Muslim women protest honor violence


Muslim women and human rights activists brought to light the issues of honor violence and gender apartheid at a National Press Club Newsmakers news conference Tuesday, making it clear that women all over the world are affected, not just in the Middle East and Africa.

They also promoted the passage of the bipartisan International Violence Against Women Act (IVAWA) that is pending in the U.S. House of Representatives and has 51 co-sponsors.

Attendees viewed a new documentary, Honor Diaries, which examines the plight of nine diverse women who have been affected by honor violence, including female genital mutilation, forced marriages, physical abuse and disfigurement.

“I speak out because culture is no excuse for abuse,” said Raheel Raza, president of the Council for Muslims Facing Tomorrow, who appears in the film. “In North America, there’s not enough awareness of honor violence. It remains largely hidden and not reported in U.S. media.”

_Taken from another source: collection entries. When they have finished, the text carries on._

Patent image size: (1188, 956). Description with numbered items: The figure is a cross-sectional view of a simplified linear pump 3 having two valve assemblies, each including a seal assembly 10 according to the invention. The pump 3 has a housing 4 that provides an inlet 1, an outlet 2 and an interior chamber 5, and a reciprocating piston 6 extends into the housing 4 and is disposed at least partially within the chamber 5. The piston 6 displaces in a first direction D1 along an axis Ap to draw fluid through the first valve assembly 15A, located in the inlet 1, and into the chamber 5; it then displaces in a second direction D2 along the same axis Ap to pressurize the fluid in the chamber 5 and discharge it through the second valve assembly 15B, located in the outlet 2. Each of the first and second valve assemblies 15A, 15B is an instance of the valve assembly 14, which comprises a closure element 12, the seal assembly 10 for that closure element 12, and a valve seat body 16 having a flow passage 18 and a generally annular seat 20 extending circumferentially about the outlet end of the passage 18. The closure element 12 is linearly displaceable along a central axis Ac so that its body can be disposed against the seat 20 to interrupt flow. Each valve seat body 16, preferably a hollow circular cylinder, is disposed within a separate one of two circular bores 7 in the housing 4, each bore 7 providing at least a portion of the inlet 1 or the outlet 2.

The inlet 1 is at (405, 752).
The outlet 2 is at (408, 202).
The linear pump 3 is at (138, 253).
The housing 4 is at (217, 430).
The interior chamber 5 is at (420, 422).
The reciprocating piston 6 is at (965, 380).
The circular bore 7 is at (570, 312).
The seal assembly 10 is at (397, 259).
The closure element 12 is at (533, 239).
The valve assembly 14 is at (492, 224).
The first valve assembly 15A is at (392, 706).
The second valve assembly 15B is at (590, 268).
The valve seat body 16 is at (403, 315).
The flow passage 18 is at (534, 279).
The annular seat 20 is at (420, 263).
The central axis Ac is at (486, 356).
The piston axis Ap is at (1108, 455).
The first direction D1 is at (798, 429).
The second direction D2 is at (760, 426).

Other speakers included Iranian political refugee Manda Zand Ervin, Kiersten Stewart of Futures Without Violence, Jaka Dukureh, the executive director of Safe Hands For Girls, and IVAWA sponsor Rep. Jan Schakowsky (D-Ill.).

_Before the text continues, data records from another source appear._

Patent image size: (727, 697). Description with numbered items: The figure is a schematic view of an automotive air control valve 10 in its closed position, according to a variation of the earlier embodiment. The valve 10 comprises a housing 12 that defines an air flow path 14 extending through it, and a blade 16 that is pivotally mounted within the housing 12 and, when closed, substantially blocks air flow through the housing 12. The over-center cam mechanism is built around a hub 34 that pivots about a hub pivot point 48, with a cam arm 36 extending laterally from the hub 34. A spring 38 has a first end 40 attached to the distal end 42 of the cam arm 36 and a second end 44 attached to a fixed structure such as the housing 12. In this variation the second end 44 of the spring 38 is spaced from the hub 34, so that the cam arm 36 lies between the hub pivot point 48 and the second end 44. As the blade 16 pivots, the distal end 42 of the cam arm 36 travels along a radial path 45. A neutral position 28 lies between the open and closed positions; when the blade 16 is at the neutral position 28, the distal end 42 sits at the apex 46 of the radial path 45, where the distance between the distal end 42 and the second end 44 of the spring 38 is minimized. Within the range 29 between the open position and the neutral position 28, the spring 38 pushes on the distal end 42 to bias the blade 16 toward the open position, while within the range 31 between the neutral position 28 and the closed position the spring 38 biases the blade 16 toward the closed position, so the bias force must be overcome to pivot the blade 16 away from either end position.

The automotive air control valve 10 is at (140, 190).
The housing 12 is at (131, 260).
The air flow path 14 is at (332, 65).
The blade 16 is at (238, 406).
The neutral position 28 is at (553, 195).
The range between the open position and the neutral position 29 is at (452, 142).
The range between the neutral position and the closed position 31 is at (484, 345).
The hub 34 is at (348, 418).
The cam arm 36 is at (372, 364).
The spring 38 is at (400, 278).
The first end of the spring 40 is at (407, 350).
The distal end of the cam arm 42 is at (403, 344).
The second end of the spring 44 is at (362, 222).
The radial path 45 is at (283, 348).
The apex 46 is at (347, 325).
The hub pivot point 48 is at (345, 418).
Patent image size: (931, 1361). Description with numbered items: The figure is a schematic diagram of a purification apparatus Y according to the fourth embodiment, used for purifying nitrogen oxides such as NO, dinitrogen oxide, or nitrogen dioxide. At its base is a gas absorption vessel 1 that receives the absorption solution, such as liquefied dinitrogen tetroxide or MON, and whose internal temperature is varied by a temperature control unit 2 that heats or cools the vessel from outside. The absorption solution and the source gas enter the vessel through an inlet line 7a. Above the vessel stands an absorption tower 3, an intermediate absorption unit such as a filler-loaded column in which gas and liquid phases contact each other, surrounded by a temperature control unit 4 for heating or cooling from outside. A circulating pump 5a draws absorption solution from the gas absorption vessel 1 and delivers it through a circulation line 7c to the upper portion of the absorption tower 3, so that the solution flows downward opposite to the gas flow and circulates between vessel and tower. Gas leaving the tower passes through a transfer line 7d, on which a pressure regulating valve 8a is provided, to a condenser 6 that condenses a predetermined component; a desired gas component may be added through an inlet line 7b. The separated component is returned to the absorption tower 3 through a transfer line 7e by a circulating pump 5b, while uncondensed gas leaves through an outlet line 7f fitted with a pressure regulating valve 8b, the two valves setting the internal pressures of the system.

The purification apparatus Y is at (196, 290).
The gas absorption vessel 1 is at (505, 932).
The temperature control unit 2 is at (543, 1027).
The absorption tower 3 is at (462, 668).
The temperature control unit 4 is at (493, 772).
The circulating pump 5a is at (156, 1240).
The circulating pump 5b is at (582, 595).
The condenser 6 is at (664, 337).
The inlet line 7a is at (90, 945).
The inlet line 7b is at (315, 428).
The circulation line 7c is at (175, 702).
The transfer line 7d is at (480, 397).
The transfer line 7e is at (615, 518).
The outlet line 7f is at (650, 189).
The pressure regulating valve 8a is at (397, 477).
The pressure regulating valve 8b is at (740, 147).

“It’s hard to picture a young girl being forced to marry a man that’s even older than her father and raped into submission,” said Schakowsky. “IVAWA will make sure the government has the tools it needs to promote fundamental rights of women and girls everywhere.”

Dukureh, a native of Gambia and an FGM survivor, contended that many fail to realize that honor violence, perpetrated by Shariah (Islamic law), has crept its way into the United States.

“No one deserves to be killed because of honor,” she said. “No religion supports harming women. If [God] didn’t want us to have a clitoris, he wouldn’t have given it to us.”

According to the U.N., more than 125 million women and girls worldwide have been victims of honor violence since 1989, and more than 1,500 forced marriages occur in the U.S. each year.